# Starry



## AnnoLuce

Can i have starry in any language please? (star as in the sky)


----------



## OldAvatar

See this thread.


----------



## Flaminius

*Moderator note:
The current thread has been edited to redefine the thread topic.  For words meaning "star" in any languages, refer to the existing thread on the same topic (thank you for the pointer OldAvatar).

Please remember to use the forum search facilities before starting a new thread.  
Flam, modo

For the forum rules, see *Rules/FAQ*.
*


----------



## Angel.Aura

If I got it right, in *Italian* it would be *"stellato*".

Ex:
Cielo stellat*o* (starry sky, masculine)
Notte stellat*a* (starry night, feminine)


----------



## avok

turkish

starry : yıldızlı


----------



## Outsider

Portuguese: *estrelado*.

This is the masculine singular form of the adjective. For the feminine, change the _-o_ into _-a_; for the plural, add -_s_.


----------



## SerinusCanaria3075

In Spanish (similar to Portuguese):

_*Estrellado*_ (m.) Cielo estrellado (starry sky).
_*Estrellada*_ (f.) Noche estrellada (starry night).


----------



## 0stsee

In Indonesian:

*berbintang*

Indonesian has no genders.


----------



## Lopes

The logical word in *Dutch* would be 'sterrig', but that doesn't exist, and we don't have another word for it. For 'a starry sky' we'd say 'Een met sterren bezaaide hemel', 'a sky filled with stars'.


----------



## Stéphane89

In _French_, we say: *étoilé*


----------



## Nizo

In *Esperanto*, we would use the word *stelita* to mean starry, as in decorated with stars, or, figuratively, in a phrase such as _stelitaj okuloj_ (starry eyes).  In addition, the word *stelplena *(which means "full of stars") can be used, for example, to talk about a starry sky (_stelplena 
ĉielo).  The Van Gogh painting is called Stelplena nokto.  The word *stela* means "stellar," as in stellar energy or stellar light.
_


----------



## robbie_SWE

In Romanian it's *înstelat* and in Swedish it's *stjärnklar* (kind of strange, because it means "_clear for stars_") or *tindrande *(more like "_sparkling_"). 

 robbie


----------



## empee

Hungarian:

usually: *csillagos* (literally: 'full of stars or decorated with a star/stars', as in the phrase: _csillagos égbolt_ 'starry sky'; also: _5 csillagos_ _szálloda_ 'five-star hotel')

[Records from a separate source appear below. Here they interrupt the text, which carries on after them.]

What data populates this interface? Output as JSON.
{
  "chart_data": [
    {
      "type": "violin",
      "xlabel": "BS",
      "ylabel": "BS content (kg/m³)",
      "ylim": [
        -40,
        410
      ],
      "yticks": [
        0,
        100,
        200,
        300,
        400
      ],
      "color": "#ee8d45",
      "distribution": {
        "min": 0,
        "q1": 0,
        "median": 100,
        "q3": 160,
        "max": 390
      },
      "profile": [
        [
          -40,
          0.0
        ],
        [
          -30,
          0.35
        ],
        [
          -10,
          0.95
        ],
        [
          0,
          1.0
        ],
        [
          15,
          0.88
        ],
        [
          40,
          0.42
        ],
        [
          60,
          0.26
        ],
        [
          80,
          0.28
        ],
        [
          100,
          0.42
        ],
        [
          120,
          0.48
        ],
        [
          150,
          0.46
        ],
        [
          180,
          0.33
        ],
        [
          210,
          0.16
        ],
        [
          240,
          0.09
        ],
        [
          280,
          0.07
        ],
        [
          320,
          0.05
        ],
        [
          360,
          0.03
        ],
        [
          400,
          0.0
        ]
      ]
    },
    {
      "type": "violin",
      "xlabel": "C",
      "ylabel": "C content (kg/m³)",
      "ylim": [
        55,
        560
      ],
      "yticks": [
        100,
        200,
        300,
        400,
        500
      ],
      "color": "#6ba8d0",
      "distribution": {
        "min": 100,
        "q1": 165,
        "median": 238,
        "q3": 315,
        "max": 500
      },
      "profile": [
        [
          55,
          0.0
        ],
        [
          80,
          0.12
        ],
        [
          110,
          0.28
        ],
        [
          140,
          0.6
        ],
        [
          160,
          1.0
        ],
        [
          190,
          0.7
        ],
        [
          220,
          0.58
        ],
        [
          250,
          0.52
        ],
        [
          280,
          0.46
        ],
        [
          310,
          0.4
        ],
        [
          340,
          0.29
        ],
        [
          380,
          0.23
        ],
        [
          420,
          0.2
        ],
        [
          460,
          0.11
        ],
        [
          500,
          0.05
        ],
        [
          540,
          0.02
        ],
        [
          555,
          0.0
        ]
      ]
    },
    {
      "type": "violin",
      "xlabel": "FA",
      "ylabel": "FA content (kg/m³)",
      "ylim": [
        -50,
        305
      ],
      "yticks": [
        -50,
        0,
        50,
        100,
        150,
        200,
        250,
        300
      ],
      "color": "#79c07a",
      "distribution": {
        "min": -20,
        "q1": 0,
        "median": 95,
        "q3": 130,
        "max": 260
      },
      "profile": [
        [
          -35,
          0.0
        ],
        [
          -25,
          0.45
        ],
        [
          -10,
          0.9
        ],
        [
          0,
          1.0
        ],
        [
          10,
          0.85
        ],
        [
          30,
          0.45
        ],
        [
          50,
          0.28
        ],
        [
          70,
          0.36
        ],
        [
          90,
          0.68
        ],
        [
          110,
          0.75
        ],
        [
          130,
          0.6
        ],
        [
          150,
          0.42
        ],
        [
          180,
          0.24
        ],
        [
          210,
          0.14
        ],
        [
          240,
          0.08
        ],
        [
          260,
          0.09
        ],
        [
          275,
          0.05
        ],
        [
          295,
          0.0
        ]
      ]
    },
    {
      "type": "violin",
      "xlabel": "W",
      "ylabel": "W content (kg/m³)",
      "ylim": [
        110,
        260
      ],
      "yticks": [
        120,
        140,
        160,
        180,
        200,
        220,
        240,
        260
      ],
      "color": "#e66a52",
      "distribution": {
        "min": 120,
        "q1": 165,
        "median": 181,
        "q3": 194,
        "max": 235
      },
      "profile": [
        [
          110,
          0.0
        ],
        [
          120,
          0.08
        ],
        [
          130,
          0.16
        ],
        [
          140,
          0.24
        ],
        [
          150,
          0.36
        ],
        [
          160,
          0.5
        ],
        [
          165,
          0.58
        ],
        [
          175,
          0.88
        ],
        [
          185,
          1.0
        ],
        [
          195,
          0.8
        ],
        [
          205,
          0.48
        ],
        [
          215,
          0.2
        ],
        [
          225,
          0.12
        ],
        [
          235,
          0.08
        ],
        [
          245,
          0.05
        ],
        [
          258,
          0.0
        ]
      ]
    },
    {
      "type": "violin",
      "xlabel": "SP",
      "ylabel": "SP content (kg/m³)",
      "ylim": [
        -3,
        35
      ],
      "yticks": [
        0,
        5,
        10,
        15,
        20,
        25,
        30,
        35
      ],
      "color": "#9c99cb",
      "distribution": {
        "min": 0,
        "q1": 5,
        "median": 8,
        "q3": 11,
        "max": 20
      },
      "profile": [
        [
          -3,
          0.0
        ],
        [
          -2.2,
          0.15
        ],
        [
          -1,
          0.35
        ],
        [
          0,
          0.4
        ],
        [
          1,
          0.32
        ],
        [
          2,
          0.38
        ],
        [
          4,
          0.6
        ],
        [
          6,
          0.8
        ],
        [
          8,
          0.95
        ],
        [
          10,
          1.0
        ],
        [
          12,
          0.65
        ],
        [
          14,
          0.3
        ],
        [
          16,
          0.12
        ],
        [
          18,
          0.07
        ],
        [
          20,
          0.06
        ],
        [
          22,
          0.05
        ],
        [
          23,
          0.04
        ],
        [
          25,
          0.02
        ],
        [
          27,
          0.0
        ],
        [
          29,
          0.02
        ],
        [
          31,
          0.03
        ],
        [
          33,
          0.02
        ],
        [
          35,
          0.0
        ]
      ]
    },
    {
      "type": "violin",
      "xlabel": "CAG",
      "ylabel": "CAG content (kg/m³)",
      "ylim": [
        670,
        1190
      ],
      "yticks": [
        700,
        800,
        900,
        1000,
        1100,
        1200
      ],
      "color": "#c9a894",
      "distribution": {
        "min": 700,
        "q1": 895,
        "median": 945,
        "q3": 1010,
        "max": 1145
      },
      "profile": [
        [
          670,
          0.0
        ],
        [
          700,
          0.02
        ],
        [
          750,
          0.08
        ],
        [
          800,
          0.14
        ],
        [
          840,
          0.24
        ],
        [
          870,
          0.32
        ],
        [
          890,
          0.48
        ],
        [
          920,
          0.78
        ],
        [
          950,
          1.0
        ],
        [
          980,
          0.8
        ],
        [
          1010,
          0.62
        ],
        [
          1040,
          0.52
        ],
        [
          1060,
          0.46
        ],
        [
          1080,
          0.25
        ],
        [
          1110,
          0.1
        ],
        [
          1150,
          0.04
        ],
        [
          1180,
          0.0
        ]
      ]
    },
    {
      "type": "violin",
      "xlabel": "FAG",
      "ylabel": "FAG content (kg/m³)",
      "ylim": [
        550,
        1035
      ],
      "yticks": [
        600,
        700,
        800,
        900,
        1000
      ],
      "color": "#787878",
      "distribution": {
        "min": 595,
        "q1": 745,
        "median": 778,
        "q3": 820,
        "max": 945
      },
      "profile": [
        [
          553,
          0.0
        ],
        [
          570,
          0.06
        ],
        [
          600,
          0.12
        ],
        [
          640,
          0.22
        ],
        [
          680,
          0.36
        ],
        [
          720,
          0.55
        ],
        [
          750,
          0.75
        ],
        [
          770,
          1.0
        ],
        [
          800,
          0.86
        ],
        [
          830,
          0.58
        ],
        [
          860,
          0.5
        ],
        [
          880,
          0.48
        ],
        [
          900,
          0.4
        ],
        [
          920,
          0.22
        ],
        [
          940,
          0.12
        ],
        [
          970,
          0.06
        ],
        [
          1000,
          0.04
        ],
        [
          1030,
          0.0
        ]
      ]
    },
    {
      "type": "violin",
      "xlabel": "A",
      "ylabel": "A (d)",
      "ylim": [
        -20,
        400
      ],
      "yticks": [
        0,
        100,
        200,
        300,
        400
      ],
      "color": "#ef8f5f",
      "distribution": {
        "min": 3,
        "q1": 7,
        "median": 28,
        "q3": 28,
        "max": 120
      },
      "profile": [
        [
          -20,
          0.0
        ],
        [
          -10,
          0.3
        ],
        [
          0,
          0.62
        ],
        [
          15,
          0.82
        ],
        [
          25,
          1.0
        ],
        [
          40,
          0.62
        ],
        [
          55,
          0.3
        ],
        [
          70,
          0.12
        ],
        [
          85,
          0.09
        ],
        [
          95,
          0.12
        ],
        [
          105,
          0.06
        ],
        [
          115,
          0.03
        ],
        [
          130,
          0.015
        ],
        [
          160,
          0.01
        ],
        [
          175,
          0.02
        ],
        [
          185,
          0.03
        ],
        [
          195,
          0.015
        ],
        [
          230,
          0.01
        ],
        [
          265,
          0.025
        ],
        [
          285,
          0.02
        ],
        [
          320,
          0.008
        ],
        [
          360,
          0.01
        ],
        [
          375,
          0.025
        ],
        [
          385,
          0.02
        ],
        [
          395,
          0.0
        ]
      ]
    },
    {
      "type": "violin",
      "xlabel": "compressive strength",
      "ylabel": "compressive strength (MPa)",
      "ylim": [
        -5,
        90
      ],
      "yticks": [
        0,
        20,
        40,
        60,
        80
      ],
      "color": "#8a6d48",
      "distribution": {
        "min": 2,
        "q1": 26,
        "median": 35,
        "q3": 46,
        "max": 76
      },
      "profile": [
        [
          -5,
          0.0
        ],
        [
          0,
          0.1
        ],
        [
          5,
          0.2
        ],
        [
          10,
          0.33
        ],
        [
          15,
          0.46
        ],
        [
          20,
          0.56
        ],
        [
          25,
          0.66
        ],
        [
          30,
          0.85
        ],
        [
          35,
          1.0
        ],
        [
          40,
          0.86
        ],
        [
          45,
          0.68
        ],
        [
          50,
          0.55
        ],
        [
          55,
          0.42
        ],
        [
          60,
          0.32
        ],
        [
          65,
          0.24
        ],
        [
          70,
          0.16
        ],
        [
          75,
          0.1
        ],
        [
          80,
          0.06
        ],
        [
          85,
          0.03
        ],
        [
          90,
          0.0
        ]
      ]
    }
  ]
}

but: *csillagfényes* (rather poetic, as in the expression: _csillagfényes éj_ 'starry night' - literally: 'being lit by the light of the stars')


----------



## francois_auffret

I was thinking how ot say that in Hindi / Urdu, but I think there is no word as such... so we'd say::::

A starry night :  *Taron bhari raat* (stars-filled (f.)-night) 
*Sitaron (se) bhara aasmaan* (stars-(of)-filled (m.)-sky)

Or maybe: *Taron* / *sitaaron waala* (*waali*, in feminine).

Can any native speaker enlighten us?????


----------



## Maja

In Serbian:
starry - zvezdan/a/o.


----------



## kusurija

In Czech:
hvězdnatý, plný hvězd (m.),  hvězdnatá, plná hvězd (f.), (obloha - sky, noc - night), hvězdnaté (n.), (nebe - sky)

hvězdný (about fareness, glory etc.)
hvězdičkový (about shape, form: e.g. hvězdičkové koření = badyán)

In Lithuanian:
žvaigždėtas (m.), žvaigždėta (f.)


----------



## Saluton

Russian:
звёздный ('zvyozdnyj') - masculine gender
звёздное ('zvyozdnoye') - neutral gender [звёздное небо - starry sky]
звёздная ('zvyozdnaya') - feminine gender [звёздная ночь - starry night]


----------



## mariafer

Basque:

Izar- Star
Zeru izarratua- Starry sky


----------



## apmoy70

Greek:

Adj. *«έναστρος, -ρη, -ρο»* [ˈen.as.trɔs] (masc.), [ˈen.as.tri] (fem.), [ˈen.as.trɔ] (neut.) < Classical adj. *«ἔναστρος, -ος, -ον» énastrŏs* (masc. & fem.), *énastrŏn* (neut.) --> _among the stars_ = compound; Classical prefix & preposition *«ἐν» ĕn* + Classical masc. noun *«ἀστήρ» ăstḗr*


----------



## nimak

Macedonian

starry =

ѕвезден (dzvezden) ['d͡zvɛzdɛn], _masculine sing._
ѕвездена (dzvezdena) ['d͡zvɛzdɛna], _feminine sing._
ѕвездено (dzvezdeno) ['d͡zvɛzdɛnɔ], _neuter sing._
ѕвездени (dzvezdeni) ['d͡zvɛzdɛni], _all genders plural_

star = ѕвезда (dzvezda) ['d͡zvɛzda]


----------



## Penyafort

In *Catalan*, *estelat *(m) / *estelada *(f): un cel estelat 'a starry sky'.

This is why _*estelada *_is the name of the pro-independence Catalan flag, as it's got a star in it.


----------



## oveka

Ukrainian:
зоряний ('zoryanyj') - masculine gender [зоряний час - starry time]
зоряне ('zoryane') - neutral gender [зоряне небо - starry sky]
зоряна ('zoryana') - feminine gender [зоряна ніч - starry night]
зоряні ('zoryanі') - all genders plural [Зорянi Війни - Star Wars]
_and *зо́рявий*_
зірка ('zirka') = star


----------



## Encolpius

Czech: hvězdný 
starry sky - hvězdná obloha


----------